Куда исчезает Чеширский кот, когда в воздухе остаётся его улыбка?

Вопрос неверно поставлен. Его следует переформулировать. Куда исчезает улыбка, когда кот перестаёт улыбаться? Куда вообще исчезают улыбки? Гнев, страсть, голод, смех? Есть режиссёр, который вселяет уверенность, что все эти события никуда не исчезают. Режиссёр, который постоянно возвращается к неистребимым чувствам.

Сомнительное удовольствие быть приписанным к обществу искателей «глубинного смысла»тм и интерпретаторов творчества Дэвида Линча. Однако автора данного эссе спасает то, что он не ставит себе задачу объяснения, как Фрэд Мэддисон превратился в Пита Дейтона, что находилось в синей шкатулке, и в городе какого штата воплотился Человек из Другого Места.

Даже больше – никаких конкретных ответов на сакраментальные вопросы вроде «Кто убил Лору Палмер?» дано не будет. Попытаемся лишь разобраться в механизме линчевских кинематографических машин. Не более того.

Следует определиться со стратегией размышлений и сразу же отказаться от психоаналитического подхода. Причина в том, что, применяя теории Фрейда и Лакана, размышлять о фильмах Линча становится весьма просто. Рождение смысла после просеивания фильма сквозь психоаналитическое решето не требует никакого напряжения. Об этом свидетельствуют искромётные исследования творчества Линча Славоем Жижеком. Применяя психоанализ, можно уверить себя в том, что всё можно растолковать. А, может быть, даже понять.

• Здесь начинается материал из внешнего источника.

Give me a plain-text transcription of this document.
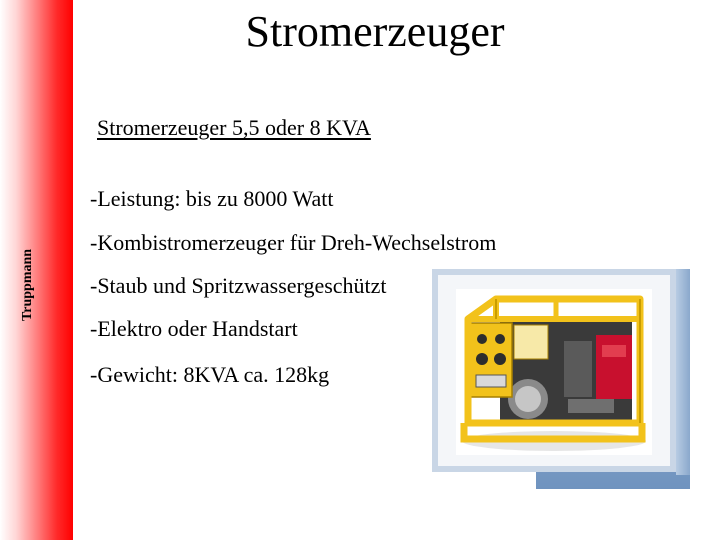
Truppmann
Stromerzeuger
Stromerzeuger 5,5 oder 8 KVA
-Leistung: bis zu 8000 Watt
-Kombistromerzeuger für Dreh-Wechselstrom
-Staub und Spritzwassergeschützt
-Elektro oder Handstart
-Gewicht: 8KVA ca. 128kg
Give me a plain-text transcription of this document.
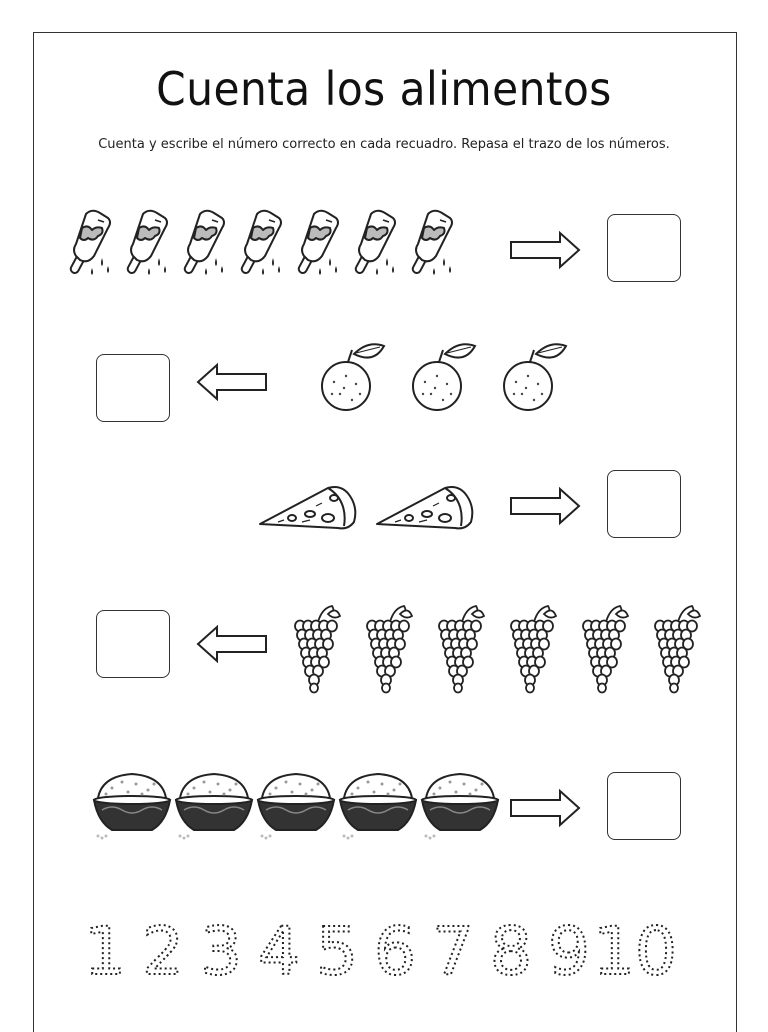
Cuenta los alimentos
Cuenta y escribe el número correcto en cada recuadro. Repasa el trazo de los números.
1 2 3 4 5 6 7 8 9 10
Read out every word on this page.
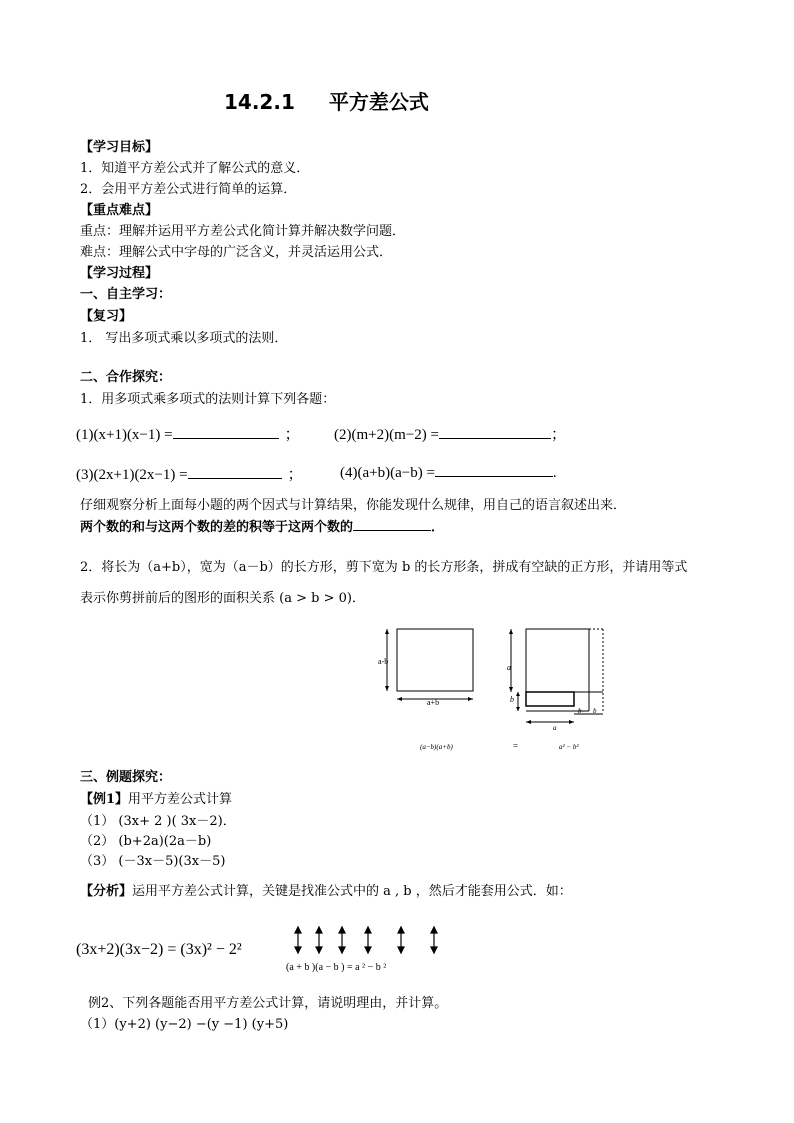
14.2.1 平方差公式
【学习目标】
1．知道平方差公式并了解公式的意义．
2．会用平方差公式进行简单的运算．
【重点难点】
重点：理解并运用平方差公式化简计算并解决数学问题．
难点：理解公式中字母的广泛含义，并灵活运用公式．
【学习过程】
一、自主学习：
【复习】
1． 写出多项式乘以多项式的法则．
二、合作探究：
1．用多项式乘多项式的法则计算下列各题：
(1)(x+1)(x−1) =	； (2)(m+2)(m−2) =	；
(3)(2x+1)(2x−1) =	； (4)(a+b)(a−b) =	.
仔细观察分析上面每小题的两个因式与计算结果，你能发现什么规律，用自己的语言叙述出来．
两个数的和与这两个数的差的积等于这两个数的	．
2．将长为（a+b），宽为（a－b）的长方形，剪下宽为 b 的长方形条，拼成有空缺的正方形，并请用等式
表示你剪拼前后的图形的面积关系 (a > b > 0)．
a-b
a+b
a
b
a
b b
(a−b)(a+b)	=	a² − b²
三、例题探究：
【例1】用平方差公式计算
（1） (3x+ 2 )( 3x－2)．
（2） (b+2a)(2a－b)
（3） (－3x－5)(3x－5)
【分析】运用平方差公式计算，关键是找准公式中的 a , b ，然后才能套用公式．如：
(3x+2)(3x−2) = (3x)² − 2²
(a + b )(a − b ) = a ² − b ²
例2、下列各题能否用平方差公式计算，请说明理由，并计算。
（1）(y+2) (y−2) −(y −1) (y+5)
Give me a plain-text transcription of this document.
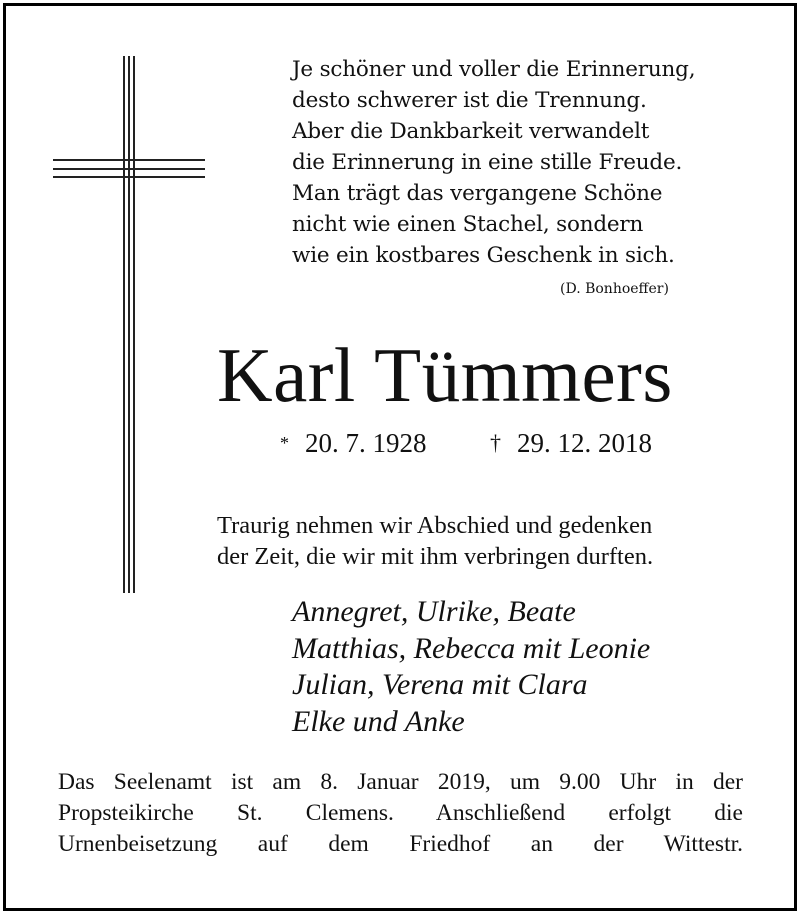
Je schöner und voller die Erinnerung,
desto schwerer ist die Trennung.
Aber die Dankbarkeit verwandelt
die Erinnerung in eine stille Freude.
Man trägt das vergangene Schöne
nicht wie einen Stachel, sondern
wie ein kostbares Geschenk in sich.
(D. Bonhoeffer)
Karl Tümmers
* 20. 7. 1928	† 29. 12. 2018
Traurig nehmen wir Abschied und gedenken
der Zeit, die wir mit ihm verbringen durften.
Annegret, Ulrike, Beate
Matthias, Rebecca mit Leonie
Julian, Verena mit Clara
Elke und Anke
Das Seelenamt ist am 8. Januar 2019, um 9.00 Uhr in der
Propsteikirche St. Clemens. Anschließend erfolgt die
Urnenbeisetzung auf dem Friedhof an der Wittestr.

Пусть психоаналитические интерпретации «линчеаны» не только просты и излучают уверенность в получении смысла, они ещё и тривиальны. Трактовать психоаналитически то, что вопиет о психоанализе, – нет в ли этом подвоха? Психоанализ находит ответ там, где Линч не подозревает о существовании ответа. Всему причиной фаллос, в Фрэнк Бут был символическим отцом для Джеффри Бомона – и никак иначе. Всё просто.

Если же вернуться к стратегии размышлений о фильмах Линча, об их механике и смыслообразовании, то психоанализ фрейдо-лаканистского толка менее точен в отображении этого прекрасного и яростного мира. Лакановская триада модальностей «Реальное – Воображаемое – Символическое», в которую втискивается фильмическое пространство, не так уж и беспроблемно его описывает, как если считать всё происходящее в фильмах Линча неким цельным, неделимым на уровни, планом. Трёхэтажный мир Линча в лакановском понимании превращается в многокомнатную квартиру, в которой разбросаны действия, фантазии и размышления.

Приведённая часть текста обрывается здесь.